Я поклонилась. Императрица фыркнула, разглядывая меня.

— Видим, боярыня, не врут о тебе, — удивленно протянула она. — Одежу носишь иную, от дворцовой да боярской отличную, сама экипажем правишь, сама делом правишь. Вон купец Разуваев, — она кивнула в сторону, и я встретилась с взглядом бледного как полотно Фоки Фокича, — тебя за редкого ума человека почитает. Так, Фока Фокич, поставщик двора нашего?

Фока Фокич поспешно закивал, а губы его, как мне почудилось, прошептали — «беги, глупая»…

Некуда мне бежать. Прости, брат, и обещай, что не оставишь ни дело наше, ни детей моих. Пимен и Акакий тебе помогут. Не поминай лихом… и лохом. Оплошала я и ты оплошал. Не стоило мне сюда являться.

— Может, и прочее о тебе правда, боярыня? — императрица поднялась. Она уже не веселилась, и ее настроение передалось окружающим. Кто-то особенно ловкий просочился в дверь и исчез. — Три месяца минуло, а ты все на перине мягкой спишь, яства вкушаешь… Светлейший князь плохо дело свое знает, или купила ты его чем, боярыня Головина?

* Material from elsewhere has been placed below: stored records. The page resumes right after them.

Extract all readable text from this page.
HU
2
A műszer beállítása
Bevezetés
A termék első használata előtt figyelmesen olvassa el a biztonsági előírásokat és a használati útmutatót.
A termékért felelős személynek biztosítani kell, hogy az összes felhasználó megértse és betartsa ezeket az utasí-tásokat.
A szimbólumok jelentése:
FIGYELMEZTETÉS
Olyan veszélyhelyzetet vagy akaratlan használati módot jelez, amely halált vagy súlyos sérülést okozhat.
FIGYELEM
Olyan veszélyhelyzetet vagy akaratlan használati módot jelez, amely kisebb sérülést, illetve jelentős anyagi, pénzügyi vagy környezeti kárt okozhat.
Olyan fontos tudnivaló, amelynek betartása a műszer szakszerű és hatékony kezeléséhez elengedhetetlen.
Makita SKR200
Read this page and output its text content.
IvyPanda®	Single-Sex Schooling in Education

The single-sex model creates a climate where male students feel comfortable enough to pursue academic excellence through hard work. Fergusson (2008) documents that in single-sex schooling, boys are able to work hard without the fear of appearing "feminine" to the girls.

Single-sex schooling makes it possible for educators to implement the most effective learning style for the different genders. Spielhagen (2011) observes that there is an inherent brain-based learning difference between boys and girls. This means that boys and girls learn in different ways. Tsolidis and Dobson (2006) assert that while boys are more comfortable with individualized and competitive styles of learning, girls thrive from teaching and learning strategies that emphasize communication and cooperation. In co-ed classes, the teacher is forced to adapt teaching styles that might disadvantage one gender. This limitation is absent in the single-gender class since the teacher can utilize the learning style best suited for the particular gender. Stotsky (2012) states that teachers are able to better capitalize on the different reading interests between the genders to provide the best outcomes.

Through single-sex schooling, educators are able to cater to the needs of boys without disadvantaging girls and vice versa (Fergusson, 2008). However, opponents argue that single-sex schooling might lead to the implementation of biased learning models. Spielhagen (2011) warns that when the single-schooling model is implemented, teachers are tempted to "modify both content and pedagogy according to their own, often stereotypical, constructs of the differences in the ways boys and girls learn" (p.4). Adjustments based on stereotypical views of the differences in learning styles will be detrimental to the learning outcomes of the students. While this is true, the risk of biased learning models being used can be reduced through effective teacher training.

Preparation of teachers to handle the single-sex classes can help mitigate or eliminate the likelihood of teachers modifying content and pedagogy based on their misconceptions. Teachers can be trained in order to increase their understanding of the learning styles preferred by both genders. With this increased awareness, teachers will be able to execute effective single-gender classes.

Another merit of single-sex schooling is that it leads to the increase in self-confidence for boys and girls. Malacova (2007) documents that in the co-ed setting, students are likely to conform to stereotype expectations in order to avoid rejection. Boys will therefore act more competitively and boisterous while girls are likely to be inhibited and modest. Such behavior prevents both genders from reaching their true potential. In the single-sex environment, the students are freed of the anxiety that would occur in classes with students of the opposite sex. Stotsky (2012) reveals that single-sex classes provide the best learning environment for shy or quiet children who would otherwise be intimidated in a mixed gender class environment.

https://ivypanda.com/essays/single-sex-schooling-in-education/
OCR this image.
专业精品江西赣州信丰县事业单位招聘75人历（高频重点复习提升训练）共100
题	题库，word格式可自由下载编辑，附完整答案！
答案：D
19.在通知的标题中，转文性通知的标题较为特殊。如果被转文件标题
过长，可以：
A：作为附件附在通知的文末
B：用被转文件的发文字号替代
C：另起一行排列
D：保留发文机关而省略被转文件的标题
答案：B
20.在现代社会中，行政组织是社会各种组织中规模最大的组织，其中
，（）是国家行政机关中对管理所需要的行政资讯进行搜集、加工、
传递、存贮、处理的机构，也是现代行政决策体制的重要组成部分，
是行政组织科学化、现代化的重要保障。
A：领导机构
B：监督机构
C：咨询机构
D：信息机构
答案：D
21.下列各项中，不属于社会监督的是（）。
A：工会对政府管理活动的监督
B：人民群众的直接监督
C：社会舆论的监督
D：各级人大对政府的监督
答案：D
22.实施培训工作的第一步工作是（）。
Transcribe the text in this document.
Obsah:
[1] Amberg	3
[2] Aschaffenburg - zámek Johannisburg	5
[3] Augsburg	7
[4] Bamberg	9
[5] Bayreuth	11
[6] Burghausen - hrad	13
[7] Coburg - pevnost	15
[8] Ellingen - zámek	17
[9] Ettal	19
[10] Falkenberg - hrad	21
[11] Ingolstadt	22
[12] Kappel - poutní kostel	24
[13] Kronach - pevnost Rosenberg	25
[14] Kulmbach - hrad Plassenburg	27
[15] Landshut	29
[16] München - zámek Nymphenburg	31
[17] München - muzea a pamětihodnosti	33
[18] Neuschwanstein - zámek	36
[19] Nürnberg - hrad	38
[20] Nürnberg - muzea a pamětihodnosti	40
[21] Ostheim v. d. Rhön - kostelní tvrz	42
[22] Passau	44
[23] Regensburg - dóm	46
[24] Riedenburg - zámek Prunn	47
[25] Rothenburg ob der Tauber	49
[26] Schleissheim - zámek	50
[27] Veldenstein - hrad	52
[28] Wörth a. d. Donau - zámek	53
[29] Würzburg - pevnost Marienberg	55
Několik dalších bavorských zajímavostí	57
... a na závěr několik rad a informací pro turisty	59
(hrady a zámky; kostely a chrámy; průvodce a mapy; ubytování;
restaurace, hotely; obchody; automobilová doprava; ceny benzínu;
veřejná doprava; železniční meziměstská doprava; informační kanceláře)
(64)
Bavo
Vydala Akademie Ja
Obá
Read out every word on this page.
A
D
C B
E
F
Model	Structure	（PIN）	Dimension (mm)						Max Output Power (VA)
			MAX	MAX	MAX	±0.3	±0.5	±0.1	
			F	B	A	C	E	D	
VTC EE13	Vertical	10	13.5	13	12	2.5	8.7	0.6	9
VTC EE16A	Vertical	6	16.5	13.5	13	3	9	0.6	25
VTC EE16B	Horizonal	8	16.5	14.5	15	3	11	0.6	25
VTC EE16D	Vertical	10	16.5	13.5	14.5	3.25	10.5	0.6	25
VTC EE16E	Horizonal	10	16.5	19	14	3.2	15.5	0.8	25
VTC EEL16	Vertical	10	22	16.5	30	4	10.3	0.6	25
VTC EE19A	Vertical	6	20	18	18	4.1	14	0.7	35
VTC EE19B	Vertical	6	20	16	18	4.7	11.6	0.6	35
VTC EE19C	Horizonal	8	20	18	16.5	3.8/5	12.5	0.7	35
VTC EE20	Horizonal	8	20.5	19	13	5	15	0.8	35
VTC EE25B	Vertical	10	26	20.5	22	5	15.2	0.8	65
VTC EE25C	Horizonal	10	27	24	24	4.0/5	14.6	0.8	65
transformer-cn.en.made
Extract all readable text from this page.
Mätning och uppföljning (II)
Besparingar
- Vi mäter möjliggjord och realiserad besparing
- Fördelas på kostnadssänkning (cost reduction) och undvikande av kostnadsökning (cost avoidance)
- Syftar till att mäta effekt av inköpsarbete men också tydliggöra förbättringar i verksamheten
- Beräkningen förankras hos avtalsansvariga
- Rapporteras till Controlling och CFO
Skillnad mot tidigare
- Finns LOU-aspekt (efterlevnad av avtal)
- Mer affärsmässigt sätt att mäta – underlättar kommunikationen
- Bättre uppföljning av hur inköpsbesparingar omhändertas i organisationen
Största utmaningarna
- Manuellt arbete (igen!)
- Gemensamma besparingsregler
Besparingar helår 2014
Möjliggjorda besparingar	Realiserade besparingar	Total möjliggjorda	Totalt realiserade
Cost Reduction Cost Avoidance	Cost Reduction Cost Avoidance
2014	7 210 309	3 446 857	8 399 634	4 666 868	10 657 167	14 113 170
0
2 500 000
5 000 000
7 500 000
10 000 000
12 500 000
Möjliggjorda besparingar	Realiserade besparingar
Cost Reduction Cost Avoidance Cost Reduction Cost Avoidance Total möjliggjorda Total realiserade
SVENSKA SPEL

Рука у него жадная, натура до каверз и оговоров охочая…

Что-что-что?.. Там ведь еще и казна была?.. Раздались редкие осторожные, но злые смешки — я остолбенела.

Так не ради меня этот спектакль?.. Светлейший не должен был найти истинного убийцу, он должен был совершить ошибку? Взять у меня деньги, например. Вот почему он просто-напросто умыл руки. Где-то он просчитался в поисках казнокрадов или попытался отвести подозрения от себя.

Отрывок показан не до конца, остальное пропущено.